Getting published

The publicist: Alison Barrow on the role of publicity in the publishing process

Alison Barrow
Alison Barrow

1.  You’re a Director of Media Relations. Tell us what that means in one sentence?

I'm responsible for publicising new books and writers across national media, on and offline, for arranging events and creating a promotional strategy which drives book sales.

2.   What is a typical day like for you?

Ha!  There is no typical day!  I could be writing a press release, meeting journalists, creating a pitch for a new book, travelling to literary festivals with writers, setting up an events tour, media training with an author... It is nothing if not varied!

3.  How do you work with authors to make their book a success? 

My involvement can start even before we acquire a book. I am part of a team which determines if a prospective book is promotable, how it will sit within the market or disrupt it, what the pitch would be, evaluating the strengths of a writer and what kind of publicity we will be able to create around a book. My involvement with the writers we publish is personal and bespoke to each one and lasts throughout the publishing process - on acquisition, pre-publication, on launch, afterwards, through to next book and beyond. My day is filled with lively, creative and stimulating conversations with writers.

4.  What’s the most exciting part of your job?

The variety. The privilege of working on the publication journey with a writer and enjoying the success alongside them. That can range from a terrific review in a national paper, through to a successful event, through to major global sales and acclaim - all of it!  I love my job. 

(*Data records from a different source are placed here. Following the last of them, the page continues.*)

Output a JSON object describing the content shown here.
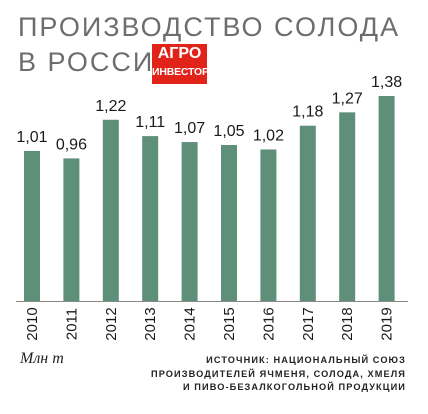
{
  "title": {
    "line1": "ПРОИЗВОДСТВО СОЛОДА",
    "line2": "В РОССИИ"
  },
  "logo": {
    "line1": "АГРО",
    "line2": "ИНВЕСТОР",
    "color": "#e2231a"
  },
  "unit": "Млн т",
  "source": {
    "line1": "ИСТОЧНИК: НАЦИОНАЛЬНЫЙ СОЮЗ",
    "line2": "ПРОИЗВОДИТЕЛЕЙ ЯЧМЕНЯ, СОЛОДА, ХМЕЛЯ",
    "line3": "И ПИВО-БЕЗАЛКОГОЛЬНОЙ ПРОДУКЦИИ"
  },
  "colors": {
    "bar": "#5e8f78",
    "title": "#6d6d6d"
  },
  "chart_data": {
    "type": "bar",
    "title": "ПРОИЗВОДСТВО СОЛОДА В РОССИИ",
    "ylabel": "Млн т",
    "categories": [
      "2010",
      "2011",
      "2012",
      "2013",
      "2014",
      "2015",
      "2016",
      "2017",
      "2018",
      "2019"
    ],
    "values": [
      1.01,
      0.96,
      1.22,
      1.11,
      1.07,
      1.05,
      1.02,
      1.18,
      1.27,
      1.38
    ],
    "value_labels": [
      "1,01",
      "0,96",
      "1,22",
      "1,11",
      "1,07",
      "1,05",
      "1,02",
      "1,18",
      "1,27",
      "1,38"
    ],
    "ylim": [
      0,
      1.38
    ],
    "grid": false,
    "legend": "none"
  }
}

5.  The Girl on the Train gained a huge amount of attention on Twitter. How important is it for new author to be on social media?

Well here's the thing. It's not for everybody. But social media has become a live and immediate way of sharing recommendations, celebrating the good, provoking debate, posting opinion. It took me a long while myself to get to grips with it and I'm still learning, but it has become a vital part of my PR toolbox and I would be always delighted to help any writer navigate their way around it.

6.  What advice would you give to debut authors hoping to spark a lot of interest around their book?

Work out your pitch. What is unique, different about your book? How does it sit within the world of what is selling right now. What is your expertise? Start conversations online. I write this book because... Ask questions. Be curious. Be generous and always, always be kind.

7.  What does the future of publicity look like?

Crikey if I had the definitive answer to that do you think I would tell you?! Well, one of the developments and pleasures for publishers over recent years has been the ability to have direct conversations with readers - not just at live events but via blogs, online, social media and via growing communities of like-minder consumers. We are learning so much about what people want to read, and when, where and how, so we’re able to help our authors find and better understand their audience. This knowledge is hugely significant in enabling us to be more nimble and effective in alerting people to the books they will want to read - and to selling our authors’ books to them.

Thanks for asking.

Alison Barrow is Director of Media Relations at Transworld.